On the other hand, the Respondent has made great efforts to encourage its employees not to commit this serious offense. In fact, the Department’s own Revenue Procedure 04-4 provides that mitigating circumstances include that:

a. The employee committing the violation has completed a training program recognized by the Department. This training must have taken place within a reasonable period of time prior to the offense and must include training covering the violation at hand. The person claiming mitigating circumstances under this item must also provide the Department verification that the employee attended the training and an outline of the training conducted.

b. Documented in-house training given to the offending employee on a regular and frequent basis. This in-house training must contain instruction relevant to the type of violation at issue.

c. Documentation that an internal check (e.g. visit to the offending store by a mystery shopper) designed to ensure compliance occurred within a reasonable period of time prior to the offense. This internal check must be relevant to the type of violation at issue.

d. Automated age verification programs if the violation deals with age.

e. The volume of sales of beer, wine or liquor at a location. For example, a location with a large number of clerks and a high volume of beer sales is more likely to have a problem with violations than a location with a small volume of beer sales.[5]

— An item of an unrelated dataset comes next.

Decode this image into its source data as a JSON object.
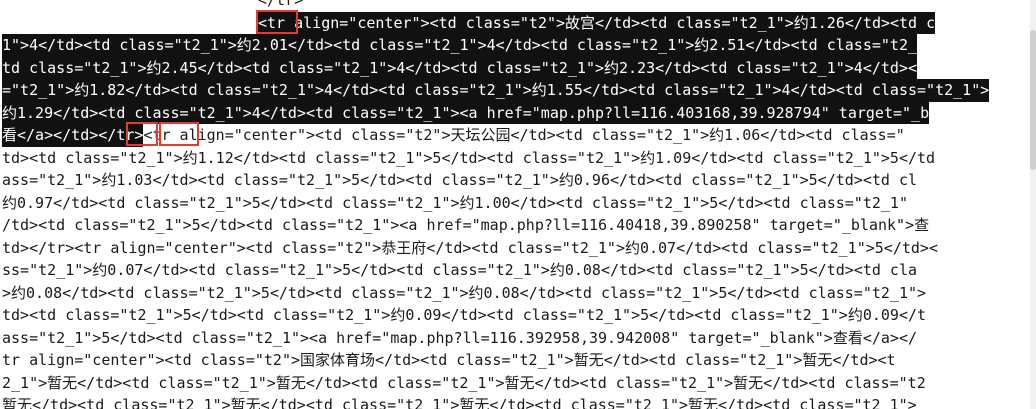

Here, in-house training was provided to the offending employee on a regular and frequent basis relating to the violation at issue. The offending store has been frequently checked by mystery shoppers with no instances of violations. The store also utilized an automated age verification program.[6]

Furthermore, the employee who made the sale is an older gentleman who, having been a store manager, certainly knew the importance of not selling beer or wine to a minor. Moreover, there is no indication that he intentionally sold to a minor. Mr. Yarborough also appeared to be sincerely troubled by his actions. Therefore, the sale in this instance does not appear to be the result of a failure on behalf of the Respondent to stop the sale of beer or wine to minors.

ORDER

Based upon the foregoing Findings of Fact and Conclusions of Law,

IT IS HEREBY ORDERED that Respondent’s beer and wine permit be suspended for fifteen (15) days.

AND IT IS SO ORDERED.

______________________________

Ralph King Anderson, III

Administrative Law Judge

July 20, 2007

Columbia, South Carolina



[1] In this case, however, the store’s owner decided not to terminate Mr. Yarborough based on his many years of service with Nic’s Pic Kwik.

[2] The Department’s witnesses were qualified as experts. Their testimony, however, did not consist of any direct observations but rather was based upon evidence they obtained from other sources to reach their conclusions. Nevertheless, no testimony was presented that experts commonly rely upon the data that they presented in reaching their opinion.

[3] As I emphasized at the hearing in this matter, evidence that is offered to establish the general importance of the need for the sanctions set forth in a statute is simply not material to the determination at hand. In other words, no evidence need be offered to establish the validity of a statute or regulation or, in this instance, the importance of the sanction the legislature has seen fit to authorize. Rather what is at issue is what sanction should be imposed under the facts of this case.

[4] Importantly, I am not finding that no such correlation exists, but that the evidence fails to make that connection.

[5] There was no evidence concerning this store’s volume of sales of beer, wine or liquor.

[6] Although the Respondent’s cash registers which prompt cashiers to enter a date of birth for the sale of age-restricted products can be overridden, the evidence indicated that all of the age verification software available can be overridden.